Last time we got as far as sourcing bulk data from the Twitter Streaming API and producing (over the course of several hours compute-time) a beautiful set of constellations like this:
upon which we wondered:
- how can we make the rendering faster?
- how can we get rid of the fairly dull stuff around the edge?
- how can we get a more detailed view of the center?
It turns out that there's one part of Graphviz which addresses all of these questions: ccomps.
Graphs like this are made up of a finite number of connected components. You can think of these as the distinct separable mention islands which make up the diagram. What if there were a way to plot only the n largest of the connected components? What if there were a way to plot the single largest connected component? Turns out that there is.
Graphviz, as well as having tools like dot and sfdp and neato for plotting graphs, also includes a tool called ccomps which can separate out the connected components of a graph.
Let's start by picking out the blob at the center of our big graph. Zooming in, it looks like this:
so let's take our file mention-graph.gv and pass it through ccomps before rendering it:ccomps -zX#0 mention-graph.gv | sfdp -Gbgcolor=black -Ncolor=white -Ecolor=white -Nwidth=0.02 -Nheight=0.02 -Nfixedsize=true -Nlabel='' -Earrowsize=0.4 -Gsize=1.5 -Gratio=fill -Tpng > ccomp0.large.png
which (in mere seconds!) gives us
Here we used ccomps -zX#0 to pick out the zeroth connected component of the graph defined in mention-graph.gv, ie. the largest one.

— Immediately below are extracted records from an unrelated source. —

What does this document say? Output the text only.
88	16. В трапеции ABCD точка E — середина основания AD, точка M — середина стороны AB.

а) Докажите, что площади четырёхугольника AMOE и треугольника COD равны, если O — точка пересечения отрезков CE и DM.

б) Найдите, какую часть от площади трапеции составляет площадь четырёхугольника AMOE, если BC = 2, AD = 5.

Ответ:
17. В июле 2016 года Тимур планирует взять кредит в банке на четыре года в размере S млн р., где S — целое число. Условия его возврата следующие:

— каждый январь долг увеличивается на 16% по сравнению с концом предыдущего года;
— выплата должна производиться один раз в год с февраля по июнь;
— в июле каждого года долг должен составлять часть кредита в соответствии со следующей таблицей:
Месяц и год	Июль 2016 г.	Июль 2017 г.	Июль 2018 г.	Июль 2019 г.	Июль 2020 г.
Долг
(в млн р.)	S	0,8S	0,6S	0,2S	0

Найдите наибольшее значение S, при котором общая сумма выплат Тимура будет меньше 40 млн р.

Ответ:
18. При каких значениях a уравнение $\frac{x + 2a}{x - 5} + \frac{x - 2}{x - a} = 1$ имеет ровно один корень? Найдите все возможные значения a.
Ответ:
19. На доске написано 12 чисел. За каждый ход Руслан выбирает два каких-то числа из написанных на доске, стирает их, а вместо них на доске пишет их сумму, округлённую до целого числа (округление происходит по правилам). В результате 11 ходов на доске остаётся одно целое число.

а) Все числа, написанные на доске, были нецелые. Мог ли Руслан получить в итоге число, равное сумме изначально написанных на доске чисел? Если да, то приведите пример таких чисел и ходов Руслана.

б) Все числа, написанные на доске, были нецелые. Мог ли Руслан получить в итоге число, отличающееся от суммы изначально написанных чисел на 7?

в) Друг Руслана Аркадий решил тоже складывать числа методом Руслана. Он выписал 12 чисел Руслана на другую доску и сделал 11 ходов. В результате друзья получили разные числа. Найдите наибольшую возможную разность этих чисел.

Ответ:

That was easy. The other two birds, making the rendering of the big graph faster and removing the dull stuff around the edge, we kill with one stone. We use ccomps to pick out the largest 1,001 connected components of the graph and plot only those:
ccomps -zX#0-1000 mention-graph.gv | \
grep "-" | cat <(echo "digraph mentions {") - <(echo "}") | \
sfdp -Gbgcolor=black -Ncolor=white -Ecolor=white \
-Nwidth=0.02 -Nheight=0.02 -Nfixedsize=true \
-Nlabel='' -Earrowsize=0.4 -Gsize=75 -Gratio=fill \
-Tpng > ccomp0-1000.large.png
which gives us this graph, comparable to the original but with a render time in seconds instead of hours:
You'll notice that we snuck a little trick in there, which was flattening the output of ccomps using grep|cat<(echo). That little one-liner takes a single graph composed of many wholly connected subgraphs and flattens it to a single graph of many connected components. There's no structural change to the graph but a flat graph renders more quickly.
There are a couple other tricks you'll learn to use too:
- separate layout (sfdp) from rendering (neato -s -n2)
- use tee to save the output from stages in a pipeline
Something you'll want to play with as well (particularly for graphs larger than a few million edges) is removing certain nodes, particularly those with either a high degree (eg. remove accounts which are mentioned a lot) or a low degree (eg. remove accounts that are mentioned only once or twice). In the beginning I used SQL to do this min/max pruning but eventually got bored of waiting for SQL and wrote some Python instead.
This is pretty much the end of the @mention constellations series. I've had enormous fun generating these graphics, developing these techniques, learning and teaching along the way. It gives me huge satisfaction to see that @ialexs has picked up on this work and is taking it to the next level with such beautiful creations as this.